The installation’s aim is to present fire not as a destructive force but as an archaic memory and a bearer of warmth, transformation and purification. The multi-channel composition represents different types of fire – some frequencies crackle, others smoulder quietly, and others still resemble breathing. The carefully planned distribution of sound through the exhibition space creates an environment that forces visitors to slow down, listen and enter into a dialogue with this element.
The sound installation work with the motif of a scorched landscape, specifically the area of Bohemian Switzerland. Nevertheless, it is not meant as a direct reference to any natural catastrophe but as a metaphor for inner transformation. The situation in Bohemian Switzerland is one of many warning signs showing us how fundamentally the climate – and, with it, the whole world around us – has been changing.

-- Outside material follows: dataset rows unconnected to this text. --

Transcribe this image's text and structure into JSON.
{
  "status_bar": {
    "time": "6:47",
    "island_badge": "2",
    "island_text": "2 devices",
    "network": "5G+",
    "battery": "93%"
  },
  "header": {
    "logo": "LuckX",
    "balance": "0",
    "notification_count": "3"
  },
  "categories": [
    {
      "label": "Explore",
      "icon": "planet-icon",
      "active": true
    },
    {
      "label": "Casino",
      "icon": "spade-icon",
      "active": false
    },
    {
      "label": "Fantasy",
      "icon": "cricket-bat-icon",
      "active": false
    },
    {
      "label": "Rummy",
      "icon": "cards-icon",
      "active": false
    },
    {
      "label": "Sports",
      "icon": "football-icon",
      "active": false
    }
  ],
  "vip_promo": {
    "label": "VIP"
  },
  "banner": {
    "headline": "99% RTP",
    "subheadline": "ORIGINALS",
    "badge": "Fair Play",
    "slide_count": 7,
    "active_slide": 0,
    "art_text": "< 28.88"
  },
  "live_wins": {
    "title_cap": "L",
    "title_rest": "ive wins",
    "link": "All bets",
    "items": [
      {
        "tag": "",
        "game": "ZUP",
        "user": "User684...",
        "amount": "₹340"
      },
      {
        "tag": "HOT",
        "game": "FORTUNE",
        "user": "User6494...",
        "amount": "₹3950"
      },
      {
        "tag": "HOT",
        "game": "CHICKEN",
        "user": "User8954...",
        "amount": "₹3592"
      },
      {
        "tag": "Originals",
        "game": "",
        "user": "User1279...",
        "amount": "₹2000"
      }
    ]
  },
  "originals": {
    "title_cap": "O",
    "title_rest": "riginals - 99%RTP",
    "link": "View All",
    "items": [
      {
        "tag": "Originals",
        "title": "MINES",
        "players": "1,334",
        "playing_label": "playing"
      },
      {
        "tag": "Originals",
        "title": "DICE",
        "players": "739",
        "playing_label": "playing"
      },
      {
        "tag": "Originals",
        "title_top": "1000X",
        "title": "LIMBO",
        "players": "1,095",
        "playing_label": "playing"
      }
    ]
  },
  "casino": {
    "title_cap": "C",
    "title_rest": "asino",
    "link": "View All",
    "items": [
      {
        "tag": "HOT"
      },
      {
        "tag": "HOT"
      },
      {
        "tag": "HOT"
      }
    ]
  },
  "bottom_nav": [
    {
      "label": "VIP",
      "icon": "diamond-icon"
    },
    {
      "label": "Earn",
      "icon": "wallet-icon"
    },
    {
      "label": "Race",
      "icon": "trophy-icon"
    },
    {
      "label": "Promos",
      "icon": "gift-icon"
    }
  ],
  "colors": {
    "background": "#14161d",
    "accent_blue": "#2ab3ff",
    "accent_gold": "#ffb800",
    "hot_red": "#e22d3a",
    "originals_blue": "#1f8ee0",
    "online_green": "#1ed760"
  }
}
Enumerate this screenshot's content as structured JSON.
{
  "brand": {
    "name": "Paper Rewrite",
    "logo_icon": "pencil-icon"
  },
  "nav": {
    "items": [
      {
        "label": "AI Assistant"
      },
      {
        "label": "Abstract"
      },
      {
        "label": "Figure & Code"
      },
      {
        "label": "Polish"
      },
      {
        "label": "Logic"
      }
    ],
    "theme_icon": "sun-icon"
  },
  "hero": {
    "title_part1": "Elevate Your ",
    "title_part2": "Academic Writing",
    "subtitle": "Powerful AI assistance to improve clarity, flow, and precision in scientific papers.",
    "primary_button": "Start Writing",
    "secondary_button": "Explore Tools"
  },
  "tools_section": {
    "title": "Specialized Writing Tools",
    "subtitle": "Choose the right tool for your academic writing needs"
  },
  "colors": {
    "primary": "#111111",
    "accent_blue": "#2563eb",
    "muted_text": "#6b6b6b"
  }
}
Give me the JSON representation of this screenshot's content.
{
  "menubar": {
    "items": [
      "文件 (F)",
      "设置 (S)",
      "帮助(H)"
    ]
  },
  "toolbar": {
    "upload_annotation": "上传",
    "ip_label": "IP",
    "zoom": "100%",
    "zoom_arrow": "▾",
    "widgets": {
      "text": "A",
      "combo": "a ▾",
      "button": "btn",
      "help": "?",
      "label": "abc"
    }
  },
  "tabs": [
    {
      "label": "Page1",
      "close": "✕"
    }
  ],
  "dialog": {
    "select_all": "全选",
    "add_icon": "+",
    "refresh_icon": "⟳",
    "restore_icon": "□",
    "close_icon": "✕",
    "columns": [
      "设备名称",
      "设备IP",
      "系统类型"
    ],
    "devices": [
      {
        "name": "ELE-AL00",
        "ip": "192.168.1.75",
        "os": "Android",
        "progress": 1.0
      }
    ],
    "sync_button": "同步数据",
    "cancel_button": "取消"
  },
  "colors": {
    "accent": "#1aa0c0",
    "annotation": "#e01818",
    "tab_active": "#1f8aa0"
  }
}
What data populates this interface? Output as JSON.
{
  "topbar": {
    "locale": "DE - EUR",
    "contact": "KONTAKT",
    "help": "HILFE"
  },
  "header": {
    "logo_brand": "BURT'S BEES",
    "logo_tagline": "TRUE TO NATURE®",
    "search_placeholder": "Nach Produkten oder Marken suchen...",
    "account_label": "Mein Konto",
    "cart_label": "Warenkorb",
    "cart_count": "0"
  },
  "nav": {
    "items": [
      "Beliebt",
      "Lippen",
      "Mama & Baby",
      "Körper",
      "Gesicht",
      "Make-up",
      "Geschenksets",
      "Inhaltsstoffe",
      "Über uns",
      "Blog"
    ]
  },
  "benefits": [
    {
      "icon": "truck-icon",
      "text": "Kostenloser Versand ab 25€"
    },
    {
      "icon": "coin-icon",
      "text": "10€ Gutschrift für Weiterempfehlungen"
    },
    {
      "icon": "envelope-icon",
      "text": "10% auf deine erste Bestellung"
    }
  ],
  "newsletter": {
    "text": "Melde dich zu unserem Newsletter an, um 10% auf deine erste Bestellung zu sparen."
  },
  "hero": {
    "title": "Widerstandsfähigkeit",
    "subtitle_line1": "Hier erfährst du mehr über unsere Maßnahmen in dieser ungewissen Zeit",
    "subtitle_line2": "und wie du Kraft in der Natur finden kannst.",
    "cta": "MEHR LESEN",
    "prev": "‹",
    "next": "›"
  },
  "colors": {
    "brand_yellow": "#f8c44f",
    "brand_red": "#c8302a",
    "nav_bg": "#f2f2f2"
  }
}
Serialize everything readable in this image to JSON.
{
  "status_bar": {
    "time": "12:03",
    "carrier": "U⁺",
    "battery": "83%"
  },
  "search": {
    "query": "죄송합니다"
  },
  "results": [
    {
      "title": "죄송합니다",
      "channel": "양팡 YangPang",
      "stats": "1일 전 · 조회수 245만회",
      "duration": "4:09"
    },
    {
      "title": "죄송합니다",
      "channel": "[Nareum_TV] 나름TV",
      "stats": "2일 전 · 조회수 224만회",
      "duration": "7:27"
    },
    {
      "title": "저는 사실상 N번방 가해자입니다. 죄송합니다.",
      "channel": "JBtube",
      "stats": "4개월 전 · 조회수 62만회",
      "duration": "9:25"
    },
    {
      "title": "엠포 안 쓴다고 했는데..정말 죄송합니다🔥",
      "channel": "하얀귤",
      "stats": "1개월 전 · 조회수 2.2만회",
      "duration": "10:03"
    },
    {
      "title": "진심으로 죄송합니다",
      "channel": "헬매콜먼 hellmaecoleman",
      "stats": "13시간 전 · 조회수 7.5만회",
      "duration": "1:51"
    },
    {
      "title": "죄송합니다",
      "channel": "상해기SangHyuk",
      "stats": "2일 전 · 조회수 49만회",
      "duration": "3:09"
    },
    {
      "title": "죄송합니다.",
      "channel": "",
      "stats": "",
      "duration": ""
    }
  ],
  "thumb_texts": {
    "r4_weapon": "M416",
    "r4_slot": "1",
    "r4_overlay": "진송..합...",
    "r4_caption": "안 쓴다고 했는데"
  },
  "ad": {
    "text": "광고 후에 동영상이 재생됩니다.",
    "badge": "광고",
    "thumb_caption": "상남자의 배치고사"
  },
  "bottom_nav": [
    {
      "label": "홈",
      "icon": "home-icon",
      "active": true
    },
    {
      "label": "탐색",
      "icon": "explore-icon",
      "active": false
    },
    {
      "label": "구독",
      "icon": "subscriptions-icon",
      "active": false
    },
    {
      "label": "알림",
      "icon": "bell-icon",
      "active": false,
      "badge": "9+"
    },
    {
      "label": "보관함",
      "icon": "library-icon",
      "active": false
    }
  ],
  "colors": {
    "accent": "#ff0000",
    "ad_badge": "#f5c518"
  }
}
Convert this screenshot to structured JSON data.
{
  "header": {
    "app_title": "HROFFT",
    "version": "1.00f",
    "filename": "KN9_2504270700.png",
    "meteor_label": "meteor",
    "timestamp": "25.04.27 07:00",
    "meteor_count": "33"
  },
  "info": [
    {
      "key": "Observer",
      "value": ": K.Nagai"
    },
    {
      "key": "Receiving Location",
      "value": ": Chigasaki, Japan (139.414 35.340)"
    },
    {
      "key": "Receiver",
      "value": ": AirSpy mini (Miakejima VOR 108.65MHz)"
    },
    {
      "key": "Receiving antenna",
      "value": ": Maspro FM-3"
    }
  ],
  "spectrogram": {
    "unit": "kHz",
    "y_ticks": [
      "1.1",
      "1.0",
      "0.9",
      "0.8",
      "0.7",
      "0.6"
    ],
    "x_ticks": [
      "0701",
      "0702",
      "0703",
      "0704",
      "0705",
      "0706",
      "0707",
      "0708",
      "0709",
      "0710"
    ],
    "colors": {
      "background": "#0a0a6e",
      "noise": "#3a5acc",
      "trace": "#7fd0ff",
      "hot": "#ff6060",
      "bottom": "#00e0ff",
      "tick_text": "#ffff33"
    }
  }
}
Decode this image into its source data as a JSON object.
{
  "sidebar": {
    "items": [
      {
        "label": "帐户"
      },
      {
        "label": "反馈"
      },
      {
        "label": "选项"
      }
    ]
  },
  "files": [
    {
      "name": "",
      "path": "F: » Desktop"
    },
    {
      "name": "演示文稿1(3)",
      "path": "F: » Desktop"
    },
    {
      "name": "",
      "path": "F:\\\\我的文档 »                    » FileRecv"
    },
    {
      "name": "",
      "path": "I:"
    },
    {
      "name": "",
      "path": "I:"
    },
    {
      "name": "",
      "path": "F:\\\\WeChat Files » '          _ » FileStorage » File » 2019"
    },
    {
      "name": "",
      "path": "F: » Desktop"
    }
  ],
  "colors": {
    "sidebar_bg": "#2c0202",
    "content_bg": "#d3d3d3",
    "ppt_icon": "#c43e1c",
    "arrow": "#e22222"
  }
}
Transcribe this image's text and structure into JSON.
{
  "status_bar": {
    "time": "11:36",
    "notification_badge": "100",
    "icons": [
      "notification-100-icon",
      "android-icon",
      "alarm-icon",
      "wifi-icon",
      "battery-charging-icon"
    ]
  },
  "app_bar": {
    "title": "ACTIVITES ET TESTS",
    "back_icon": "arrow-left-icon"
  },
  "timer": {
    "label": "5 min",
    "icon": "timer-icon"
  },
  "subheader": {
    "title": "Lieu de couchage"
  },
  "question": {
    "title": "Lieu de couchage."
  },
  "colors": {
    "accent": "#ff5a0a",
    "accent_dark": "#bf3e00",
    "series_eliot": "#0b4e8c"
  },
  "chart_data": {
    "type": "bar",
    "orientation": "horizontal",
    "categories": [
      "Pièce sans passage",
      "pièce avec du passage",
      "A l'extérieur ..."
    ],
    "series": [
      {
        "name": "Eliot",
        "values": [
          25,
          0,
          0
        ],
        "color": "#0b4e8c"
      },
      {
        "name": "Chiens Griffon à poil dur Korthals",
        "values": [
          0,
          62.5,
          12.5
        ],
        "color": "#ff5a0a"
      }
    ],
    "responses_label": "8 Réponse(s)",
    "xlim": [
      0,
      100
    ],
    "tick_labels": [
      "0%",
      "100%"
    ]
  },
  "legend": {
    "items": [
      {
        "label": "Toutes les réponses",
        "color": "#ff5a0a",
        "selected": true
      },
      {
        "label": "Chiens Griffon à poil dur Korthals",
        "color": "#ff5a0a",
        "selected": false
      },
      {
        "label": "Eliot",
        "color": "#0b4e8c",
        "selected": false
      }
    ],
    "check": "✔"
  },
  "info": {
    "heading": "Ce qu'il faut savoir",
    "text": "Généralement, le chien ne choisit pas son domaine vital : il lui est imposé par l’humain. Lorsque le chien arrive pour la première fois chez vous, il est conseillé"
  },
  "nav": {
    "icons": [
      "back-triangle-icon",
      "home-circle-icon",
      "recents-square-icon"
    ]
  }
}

MICHAL KINDERNAY (b. 1979) is an audiovisual artist, performer, and curator who ranks among the leading Czech creators of interactive video. He studied at the Faculty of Fine Arts at Brno University of Technology (Peter Rónai’s studio) and at the Film and Television Faculty of the Academy of Performing Arts in Prague (audiovisual media under Miloš Vojtěchovský). His work is an inseparable combination of research, software development, and tool design, and the work itself can take various forms during its realization. The ecological aspect of Kindernay’s work is also unmistakable. He deals extensively with various forms of pollution, not only in the form of direct visualization (Art Pollution Kit, Camera Altera), but also in the form of author’s commentary (the vrhlt series). His works include video performances and interactive installations, intermedia and documentary projects, and musical sound compositions. He is a co-founder of the art organization yo-yo, initiator of the RurArtMap project, and was a member of the Školská 28 gallery collective in Prague. He has taught in the master’s program at Prague College and externally at the Center for Audiovisual Studies at FAMU in Prague.
The exhibition is held as part of 800th anniversary celebrations of the town of Hradec Králové.